Sunday afternoon, we unpacked our personal things and headed to the hospital. We unpacked 10 chests of medical supplies (As well as the requisite bag of m&ms!), and some small toys to send home with the children when they leave the hospital.. Then, we headed to Screening Clinic. We scheduled 13 operations, hoping to get 10-12 done on Monday. It is an education in patience to understand what these families have been through to get here. Many are bringing their infants and just starting down the path of multiple procedures that might be necessary to correct the cleft deformities. Some are bringing older children who have had to bear the brunt of teasing and the burden of speech, feeding and social ostracism for years. I have to resist the urge to hurry the nurse to get the next patient back as soon as the exam room is available–it doesn't take me long to relax and learn some patience from my patients. They typically come from distant villages and often take buses to get here. A few speak English, most Swahili or other tribal languages. The OR tech told me today there are sixty tribes in Kenya and he asked how many there are in the US. (He suggested we have just one tribe, but I'm not so sure). We also see patients from Somalia and other nearby countries.

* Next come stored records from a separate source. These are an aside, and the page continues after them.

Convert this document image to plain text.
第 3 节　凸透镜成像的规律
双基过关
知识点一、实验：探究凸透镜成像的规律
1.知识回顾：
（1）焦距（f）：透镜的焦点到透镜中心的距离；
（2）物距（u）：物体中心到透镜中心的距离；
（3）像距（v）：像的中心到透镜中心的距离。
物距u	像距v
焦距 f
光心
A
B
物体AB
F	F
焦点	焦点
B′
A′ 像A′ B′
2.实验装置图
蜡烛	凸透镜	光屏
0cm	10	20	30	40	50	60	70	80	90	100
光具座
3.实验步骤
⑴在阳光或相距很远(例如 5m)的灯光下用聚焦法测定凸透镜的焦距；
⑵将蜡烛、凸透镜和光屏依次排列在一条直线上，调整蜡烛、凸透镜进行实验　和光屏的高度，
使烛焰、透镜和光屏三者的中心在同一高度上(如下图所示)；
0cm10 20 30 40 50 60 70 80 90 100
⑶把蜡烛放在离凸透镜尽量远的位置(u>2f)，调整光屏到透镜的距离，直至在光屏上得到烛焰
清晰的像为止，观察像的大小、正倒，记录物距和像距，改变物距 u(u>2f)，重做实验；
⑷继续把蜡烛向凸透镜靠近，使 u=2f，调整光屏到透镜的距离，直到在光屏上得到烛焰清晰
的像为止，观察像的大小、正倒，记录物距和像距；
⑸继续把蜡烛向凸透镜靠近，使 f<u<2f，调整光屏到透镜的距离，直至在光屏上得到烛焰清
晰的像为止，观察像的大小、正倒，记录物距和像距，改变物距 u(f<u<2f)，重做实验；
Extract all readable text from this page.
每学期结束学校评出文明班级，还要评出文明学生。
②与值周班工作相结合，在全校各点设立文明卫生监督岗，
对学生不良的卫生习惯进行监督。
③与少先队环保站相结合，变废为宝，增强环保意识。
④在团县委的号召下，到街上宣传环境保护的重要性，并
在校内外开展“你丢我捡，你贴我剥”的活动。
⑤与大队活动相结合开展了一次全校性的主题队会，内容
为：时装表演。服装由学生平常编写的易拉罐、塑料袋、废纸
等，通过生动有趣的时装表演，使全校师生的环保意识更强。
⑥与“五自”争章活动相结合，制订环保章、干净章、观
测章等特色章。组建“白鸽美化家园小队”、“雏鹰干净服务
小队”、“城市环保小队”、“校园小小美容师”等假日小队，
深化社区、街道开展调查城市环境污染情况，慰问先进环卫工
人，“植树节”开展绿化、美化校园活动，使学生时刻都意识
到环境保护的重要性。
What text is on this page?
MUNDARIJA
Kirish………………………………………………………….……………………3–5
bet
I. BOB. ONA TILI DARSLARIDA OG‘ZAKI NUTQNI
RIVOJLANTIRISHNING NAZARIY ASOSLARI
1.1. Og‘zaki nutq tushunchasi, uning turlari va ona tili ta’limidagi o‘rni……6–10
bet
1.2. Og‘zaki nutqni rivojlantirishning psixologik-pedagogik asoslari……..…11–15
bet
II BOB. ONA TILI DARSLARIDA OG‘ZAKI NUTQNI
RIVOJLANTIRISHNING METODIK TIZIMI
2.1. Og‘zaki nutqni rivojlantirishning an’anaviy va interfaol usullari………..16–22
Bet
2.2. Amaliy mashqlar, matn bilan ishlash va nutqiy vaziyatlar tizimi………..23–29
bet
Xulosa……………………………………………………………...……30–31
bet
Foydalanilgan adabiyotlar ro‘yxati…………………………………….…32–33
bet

Below you'll see the view outside the clinic room window, which seems to me a metaphor of hope for these children–an open window to a better future. This cleft lip/palate clinic has been manned by US physicians for 13 years or so and every year at least three surgical teams visit for this purpose. The team members for this trip come from South Carolina, Virginia, Missouri and Oregon. After twelve hours of nonstop patients in an unfamiliar hospital, we are pretty tired. Rounds are at 6:30 tomorrow, so I'll sign off for now.